George Russell and Alex Albon have backed Fernando Alonso’s continued call for an increase to the amount of pre-season testing available to Formula 1 drivers.
In 2023, pre-season testing was cut to just three days of running from six in 2022, leaving opportunities to run contemporary machinery limited in-season.
With the F1 calendar now boasting a record-breaking 24 races in 2024, teams are only able to run their current cars at two 200km private filming days per season. Pirelli tyre tests also offer limited running, albeit under strict rules and limitations imposed by the sole tyre provider.
Winter testing, therefore, is the only real opportunity for teams to gather data on their new challengers having spent millions of dollars and many months creating the machines seen on track this week.
But with teams only allowed to run one car throughout the three-day test at the Bahrain International Circuit, each of the twenty drivers will only have had one-and-a-half days behind the wheel before the first race weekend in a week.
At the launch of Aston Martin’s AMR24, Alonso branded the current arrangement as “unfair” given the considerable investment teams have made in their bid to compete.
For some, the already limited time was cut shorter when a red flag was flown during both the second and third days for a loose drain cover, restricting running even further.
“It’s difficult to understand how we can have one day and a half each driver, which is going to be one day and a quarter now after this morning, to prepare for [our] World Championship,” the Aston Martin driver told the media having lost out on track time due to Thursday morning’s stoppage.
“In football or tennis you change the racket and the balls and everything before a tournament or before a season and you let the players test all the equipment one day before a Grand Slam. And we are talking in the most sophisticated sport and 200 million budget per team a year and things like that so it seemed all ridiculous.”
Asked for a response to the Spaniard, Mercedes driver and director of the Grand Prix Drivers’ Association George Russell added: “: I think if it’s a silky smooth test and that one and a half days each is just the absolute minimum.
“But you look at what happened this morning and the drivers who lost out, it is a big disadvantage every single lap you get.
“It’s hugely valuable. The cars are more complex than ever. The tyres are extremely challenging. The cars are becoming more and more sophisticated.
“It’s not like jumping in a Formula 2 car which, you know, it’s a still very fast car, but they don’t have any of the fancy gadgets that Formula One does. Yeah, I don’t know, I’d like to see probably an extra day of testing or a second car. I think one and a half each is too little.”
Williams driver Alex Albon agreed with both Alonso and Russell saying: “Obviously it’s done to try to make it a bit more fair for everyone. At the same time, we don’t have a test car, so I know the others, they start testing quite a bit during the winter months.

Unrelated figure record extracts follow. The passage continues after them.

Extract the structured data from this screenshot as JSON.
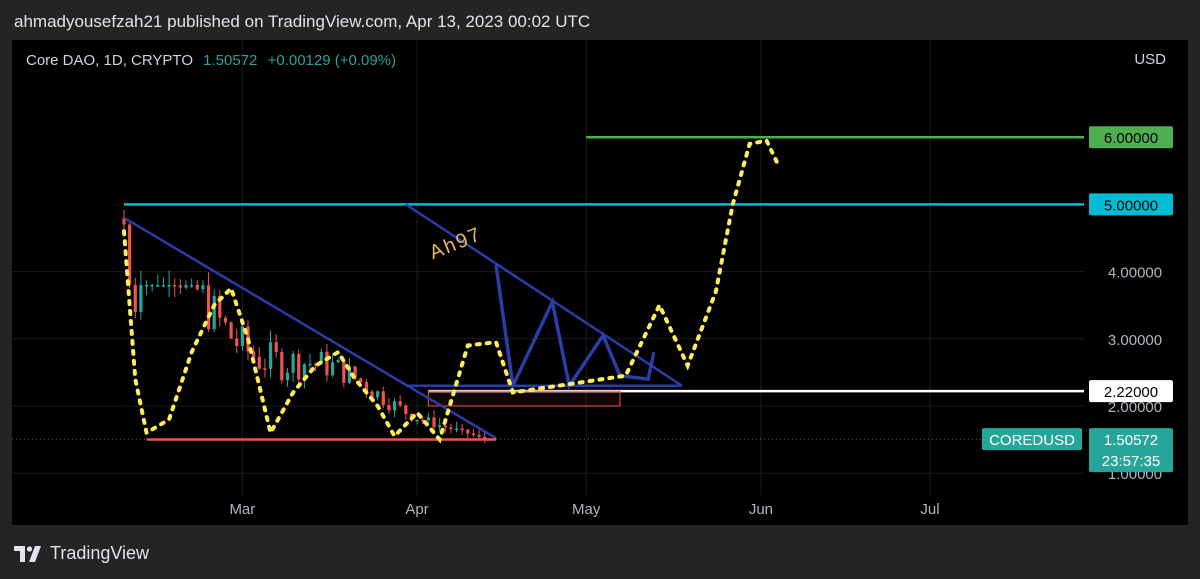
{
  "header": {
    "publisher_line": "ahmadyousefzah21 published on TradingView.com, Apr 13, 2023 00:02 UTC"
  },
  "symbol": {
    "name": "Core DAO, 1D, CRYPTO",
    "price": "1.50572",
    "change": "+0.00129 (+0.09%)",
    "currency": "USD"
  },
  "footer": {
    "brand": "TradingView"
  },
  "annotation": {
    "text": "Ah97"
  },
  "colors": {
    "up": "#26a69a",
    "down": "#ef5350",
    "green_level": "#4caf50",
    "cyan_level": "#00bcd4",
    "trend": "#2b3ea8",
    "path": "#ffee58"
  },
  "chart_data": {
    "type": "candlestick",
    "title": "Core DAO, 1D, CRYPTO",
    "x_ticks": [
      "Mar",
      "Apr",
      "May",
      "Jun",
      "Jul"
    ],
    "y_ticks": [
      "1.00000",
      "2.00000",
      "3.00000",
      "4.00000"
    ],
    "ylim": [
      0.6,
      7.0
    ],
    "last_price": {
      "label": "COREDUSD",
      "value": "1.50572",
      "countdown": "23:57:35"
    },
    "levels": [
      {
        "name": "6.00000",
        "value": 6.0,
        "color": "#4caf50",
        "start": "2023-05-01"
      },
      {
        "name": "5.00000",
        "value": 5.0,
        "color": "#00bcd4",
        "start": "2023-02-08"
      },
      {
        "name": "2.22000",
        "value": 2.22,
        "color": "#ffffff",
        "start": "2023-04-03"
      }
    ],
    "candles_summary": {
      "start": "2023-02-08",
      "end": "2023-04-13",
      "open": 4.8,
      "high": 4.8,
      "low": 1.45,
      "last": 1.50572
    },
    "triangle_1": {
      "apex_top": [
        "2023-02-08",
        4.8
      ],
      "apex_right": [
        "2023-04-15",
        1.52
      ],
      "base_left": [
        "2023-02-12",
        1.5
      ]
    },
    "triangle_2": {
      "top": [
        "2023-03-30",
        5.0
      ],
      "right": [
        "2023-05-18",
        2.3
      ],
      "base_left": [
        "2023-03-30",
        2.3
      ]
    },
    "projection_zigzag": [
      [
        "2023-04-15",
        4.1
      ],
      [
        "2023-04-18",
        2.3
      ],
      [
        "2023-04-25",
        3.55
      ],
      [
        "2023-04-28",
        2.3
      ],
      [
        "2023-05-04",
        3.05
      ],
      [
        "2023-05-07",
        2.45
      ],
      [
        "2023-05-12",
        2.4
      ],
      [
        "2023-05-13",
        2.8
      ]
    ],
    "projection_dotted": [
      [
        "2023-02-08",
        4.6
      ],
      [
        "2023-02-10",
        2.4
      ],
      [
        "2023-02-12",
        1.6
      ],
      [
        "2023-02-16",
        1.8
      ],
      [
        "2023-02-20",
        2.8
      ],
      [
        "2023-02-24",
        3.5
      ],
      [
        "2023-02-27",
        3.75
      ],
      [
        "2023-03-02",
        3.0
      ],
      [
        "2023-03-06",
        1.6
      ],
      [
        "2023-03-10",
        2.2
      ],
      [
        "2023-03-14",
        2.6
      ],
      [
        "2023-03-18",
        2.8
      ],
      [
        "2023-03-21",
        2.4
      ],
      [
        "2023-03-25",
        2.0
      ],
      [
        "2023-03-28",
        1.55
      ],
      [
        "2023-04-01",
        1.9
      ],
      [
        "2023-04-05",
        1.5
      ],
      [
        "2023-04-10",
        2.9
      ],
      [
        "2023-04-15",
        2.95
      ],
      [
        "2023-04-18",
        2.2
      ],
      [
        "2023-05-08",
        2.45
      ],
      [
        "2023-05-14",
        3.5
      ],
      [
        "2023-05-19",
        2.6
      ],
      [
        "2023-05-24",
        3.7
      ],
      [
        "2023-05-27",
        5.0
      ],
      [
        "2023-05-30",
        5.9
      ],
      [
        "2023-06-02",
        5.95
      ],
      [
        "2023-06-04",
        5.6
      ]
    ]
  }
}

“The test yesterday, that’s the first time I’ve driven an F1 car since Abu Dhabi, so it’s not even that fair in the end. And also just the money that they spend on the virtual test tracks, all the simulations that get put into it, it’s a cost cap but it also creates budget going elsewhere, so I don’t think there is really a right solution, but I do think another three days would be nice.”
With Bahrain also playing host to the first round of the 2024 season next weekend, Alonso noted that there was no reason why teams shouldn’t be able to run two cars.
“I think we all have our full crew here, all the mechanics are here, ready for next week. So I don’t know the extra cost of having both cars here, because we race here in five days time,” he continued.
“It’s not that we need to go back to Europe and then send the cars back again to Bahrain or something. So I think we all have two cars ready more or less in time. So two cars, even three days or four days should be I think the minimum for a professional sport, a professional athlete to compete in a world championship.”